Seasons Change



“Come on over.  I live just down from the Two Seasons Hotel!” 
“Oh, not the Four Seasons?”  Mark joked.  “Right, we’re in the Philippines - wet and dry - only two seasons!”

We’d just met him in the bakery, and already, Ganny was showing us that Filipino warmth we’d encountered so often throughout the Philippines.

As COVID-19 travel restrictions begin to ease up, we are witnessing the change of seasons here.  Scorching hot days and weeks without a drop of rain have morphed into overcast days scattered with thunder showers and wild lightning storms.

This change occurs due to a switch in wind patterns.  Monsoon winds now blow from the Southeast, rather than from the Northeast.  Roughly from June to October, the Southeast winds bring on the rainy season.  Overlapping the wet season, typhoons typically show up between June and December.  This wind change means two things for us…

First, it means we must carefully monitor weather forecasts.  If a typhoon forms, we watch its predicted path on various forecast models and compare them.  Already, Mark has pinpointed typhoon holes nearby in which we can hide should we find ourselves in the path of a storm.

The captain researching typhoon paths of the past ten years

Second, this wind change conflicts with our upcoming travel itinerary.  We decided long ago to find  high school for the kids to attend when the time came.  Through a series of events and encounters, we discovered Dalat International School in Penang, Malaysia.  It seemed a perfect fit for our family, and the original plan was to get there by the summer in order to get everyone settled and ready to start school in August.

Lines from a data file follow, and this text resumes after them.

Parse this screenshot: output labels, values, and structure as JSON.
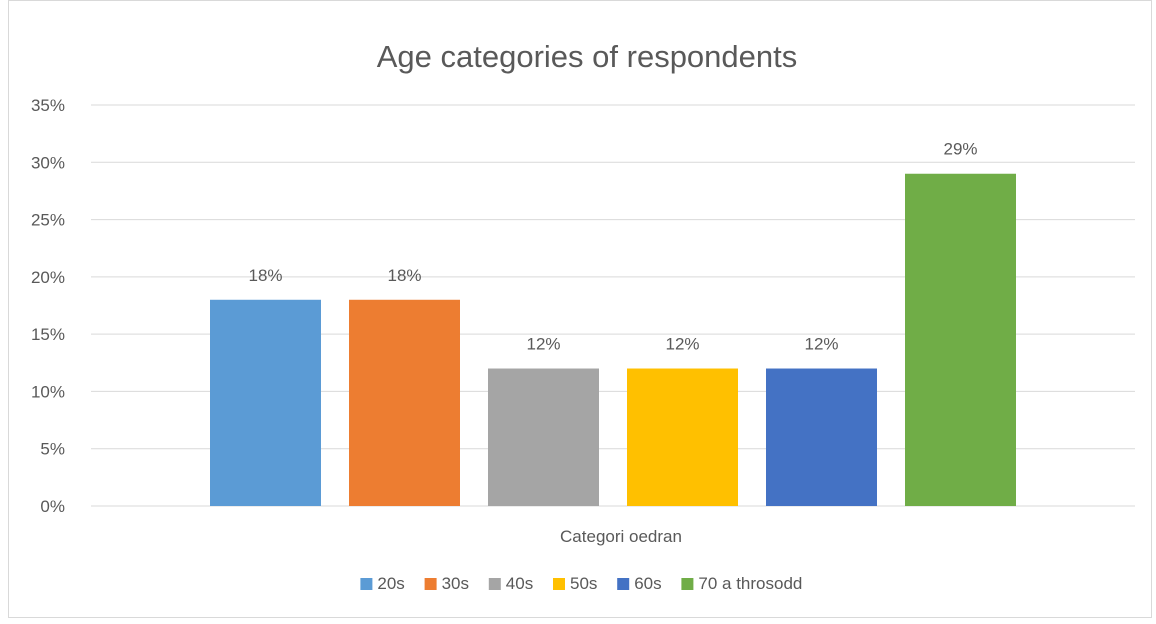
{
  "chart_data": {
    "type": "bar",
    "title": "Age categories of respondents",
    "xlabel": "Categori oedran",
    "ylabel": "",
    "categories": [
      "Categori oedran"
    ],
    "series": [
      {
        "name": "20s",
        "values": [
          18
        ],
        "label": "18%",
        "color": "#5b9bd5"
      },
      {
        "name": "30s",
        "values": [
          18
        ],
        "label": "18%",
        "color": "#ed7d31"
      },
      {
        "name": "40s",
        "values": [
          12
        ],
        "label": "12%",
        "color": "#a5a5a5"
      },
      {
        "name": "50s",
        "values": [
          12
        ],
        "label": "12%",
        "color": "#ffc000"
      },
      {
        "name": "60s",
        "values": [
          12
        ],
        "label": "12%",
        "color": "#4472c4"
      },
      {
        "name": "70 a throsodd",
        "values": [
          29
        ],
        "label": "29%",
        "color": "#70ad47"
      }
    ],
    "ylim": [
      0,
      35
    ],
    "yticks": [
      0,
      5,
      10,
      15,
      20,
      25,
      30,
      35
    ],
    "ytick_labels": [
      "0%",
      "5%",
      "10%",
      "15%",
      "20%",
      "25%",
      "30%",
      "35%"
    ],
    "grid": true,
    "legend_position": "bottom",
    "gridline_color": "#d9d9d9",
    "text_color": "#595959"
  }
}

Well, these increasing Southeast winds oppose our plans.  Passage to Penang is directly against the winds and currents.  Getting there will be a slog.  Given the fact that we’re not even allowed to enter Malaysian ports yet, and that schools in Malaysia are still awaiting COVID re-opening permission and protocols, our school-in-the-fall plan is anything but figured out.  There are more questions than answers at this point.

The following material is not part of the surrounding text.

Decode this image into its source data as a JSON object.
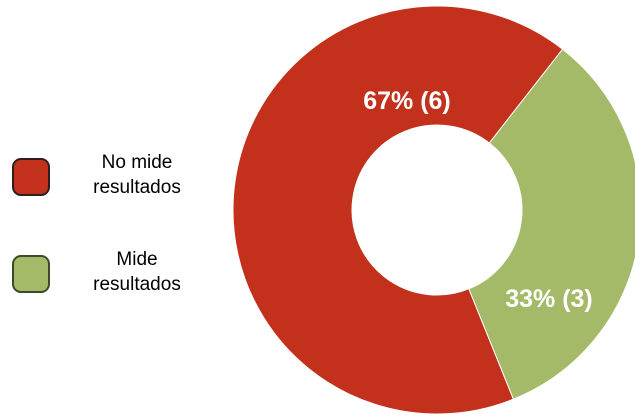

In life, there are more than two or four seasons of change to which we must adapt.  Just as the weather seasons are changing around us, our family is preparing to step out of one season and into another.  My homeschooling hat is being hung up, and I am excited and anxious to see us all adapt to a more traditional schooling life.

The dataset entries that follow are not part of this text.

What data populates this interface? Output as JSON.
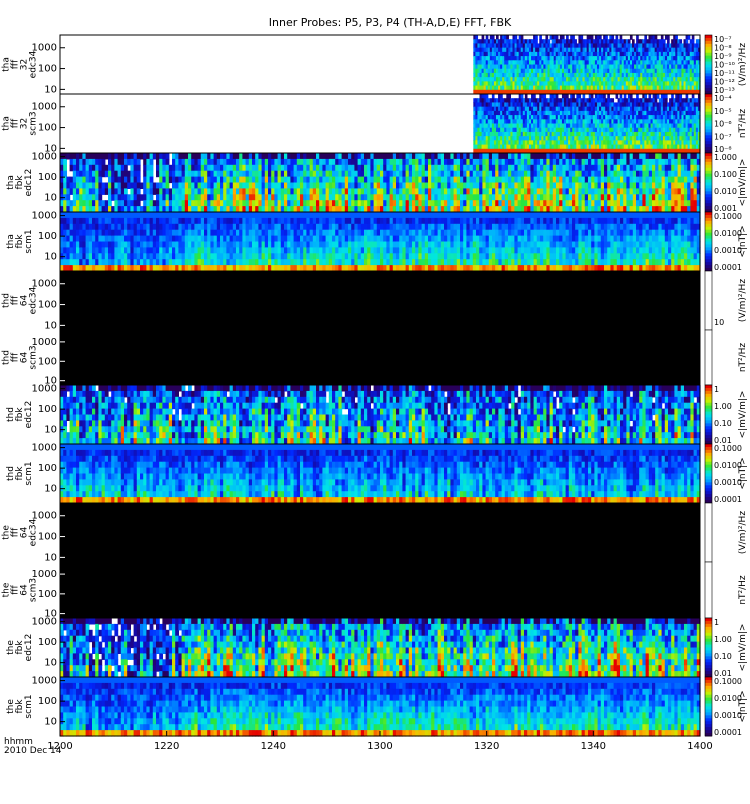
{
  "chart_data": {
    "type": "heatmap",
    "title": "Inner Probes: P5, P3, P4 (TH-A,D,E) FFT, FBK",
    "time_unit_label": "hhmm",
    "date_label": "2010 Dec 14",
    "x_ticks": [
      "1200",
      "1220",
      "1240",
      "1300",
      "1320",
      "1340",
      "1400"
    ],
    "x_range_min": [
      0,
      120
    ],
    "panels": [
      {
        "label": [
          "tha",
          "fff",
          "32",
          "edc34"
        ],
        "y_ticks": [
          "10",
          "100",
          "1000"
        ],
        "y_range_hz": [
          6,
          4096
        ],
        "colorbar_label": "(V/m)²/Hz",
        "colorbar_ticks": [
          "10⁻¹³",
          "10⁻¹²",
          "10⁻¹¹",
          "10⁻¹⁰",
          "10⁻⁹",
          "10⁻⁸",
          "10⁻⁷"
        ],
        "data_start_min": 77.5,
        "black": false,
        "scale": "log"
      },
      {
        "label": [
          "tha",
          "fff",
          "32",
          "scm3"
        ],
        "y_ticks": [
          "10",
          "100",
          "1000"
        ],
        "y_range_hz": [
          6,
          4096
        ],
        "colorbar_label": "nT²/Hz",
        "colorbar_ticks": [
          "10⁻⁸",
          "10⁻⁷",
          "10⁻⁶",
          "10⁻⁵",
          "10⁻⁴"
        ],
        "data_start_min": 77.5,
        "black": false,
        "scale": "log"
      },
      {
        "label": [
          "tha",
          "fbk",
          "edc12"
        ],
        "y_ticks": [
          "10",
          "100",
          "1000"
        ],
        "y_range_hz": [
          2,
          1500
        ],
        "colorbar_label": "<|mV/m|>",
        "colorbar_ticks": [
          "0.001",
          "0.010",
          "0.100",
          "1.000"
        ],
        "data_start_min": 0,
        "black": false,
        "scale": "log"
      },
      {
        "label": [
          "tha",
          "fbk",
          "scm1"
        ],
        "y_ticks": [
          "10",
          "100",
          "1000"
        ],
        "y_range_hz": [
          2,
          1500
        ],
        "colorbar_label": "<|nT|>",
        "colorbar_ticks": [
          "0.0001",
          "0.0010",
          "0.0100",
          "0.1000"
        ],
        "data_start_min": 0,
        "black": false,
        "scale": "log"
      },
      {
        "label": [
          "thd",
          "fff",
          "64",
          "edc34"
        ],
        "y_ticks": [
          "10",
          "100",
          "1000"
        ],
        "y_range_hz": [
          6,
          4096
        ],
        "colorbar_label": "(V/m)²/Hz",
        "colorbar_ticks": [
          "10"
        ],
        "data_start_min": 0,
        "black": true,
        "scale": "log"
      },
      {
        "label": [
          "thd",
          "fff",
          "64",
          "scm3"
        ],
        "y_ticks": [
          "10",
          "100",
          "1000"
        ],
        "y_range_hz": [
          6,
          4096
        ],
        "colorbar_label": "nT²/Hz",
        "colorbar_ticks": [],
        "data_start_min": 0,
        "black": true,
        "scale": "log"
      },
      {
        "label": [
          "thd",
          "fbk",
          "edc12"
        ],
        "y_ticks": [
          "10",
          "100",
          "1000"
        ],
        "y_range_hz": [
          2,
          1500
        ],
        "colorbar_label": "<|mV/m|>",
        "colorbar_ticks": [
          "0.01",
          "0.10",
          "1.00",
          "1"
        ],
        "data_start_min": 0,
        "black": false,
        "scale": "log"
      },
      {
        "label": [
          "thd",
          "fbk",
          "scm1"
        ],
        "y_ticks": [
          "10",
          "100",
          "1000"
        ],
        "y_range_hz": [
          2,
          1500
        ],
        "colorbar_label": "<|nT|>",
        "colorbar_ticks": [
          "0.0001",
          "0.0010",
          "0.0100",
          "0.1000"
        ],
        "data_start_min": 0,
        "black": false,
        "scale": "log"
      },
      {
        "label": [
          "the",
          "fff",
          "64",
          "edc34"
        ],
        "y_ticks": [
          "10",
          "100",
          "1000"
        ],
        "y_range_hz": [
          6,
          4096
        ],
        "colorbar_label": "(V/m)²/Hz",
        "colorbar_ticks": [],
        "data_start_min": 0,
        "black": true,
        "scale": "log"
      },
      {
        "label": [
          "the",
          "fff",
          "64",
          "scm3"
        ],
        "y_ticks": [
          "10",
          "100",
          "1000"
        ],
        "y_range_hz": [
          6,
          4096
        ],
        "colorbar_label": "nT²/Hz",
        "colorbar_ticks": [],
        "data_start_min": 0,
        "black": true,
        "scale": "log"
      },
      {
        "label": [
          "the",
          "fbk",
          "edc12"
        ],
        "y_ticks": [
          "10",
          "100",
          "1000"
        ],
        "y_range_hz": [
          2,
          1500
        ],
        "colorbar_label": "<|mV/m|>",
        "colorbar_ticks": [
          "0.01",
          "0.10",
          "1.00",
          "1"
        ],
        "data_start_min": 0,
        "black": false,
        "scale": "log"
      },
      {
        "label": [
          "the",
          "fbk",
          "scm1"
        ],
        "y_ticks": [
          "10",
          "100",
          "1000"
        ],
        "y_range_hz": [
          2,
          1500
        ],
        "colorbar_label": "<|nT|>",
        "colorbar_ticks": [
          "0.0001",
          "0.0010",
          "0.0100",
          "0.1000"
        ],
        "data_start_min": 0,
        "black": false,
        "scale": "log"
      }
    ]
  }
}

We did it!  Eight years of boat school officially complete!  What a voyage it has been!

After ‘boat’schooling our kids for the past eight years, I find myself filled with conflicting emotions.  I’m excited to release the immense responsibility that comes with being my children’s sole educator, but it saddens me to relinquish the independence and choice that homeschooling has offered us.  I can’t wait to have more time to pursue my own passions, but I will miss being with the kids for hours each day.  (I think back on those hard school days, when all I wanted was to plop them into a classroom, and now, I grapple for any moments they will spend with me!)  I know they are thrilled to learn with their peers, but I also know that they will certainly have to navigate some tough social situations that just don’t happen at home.

But seasons change.

Winds turn.

And sometimes it might mean we slog through heavy seas.

But if we can adapt, we will grow stronger than we ever thought we could and arrive exactly where we’re supposed to be.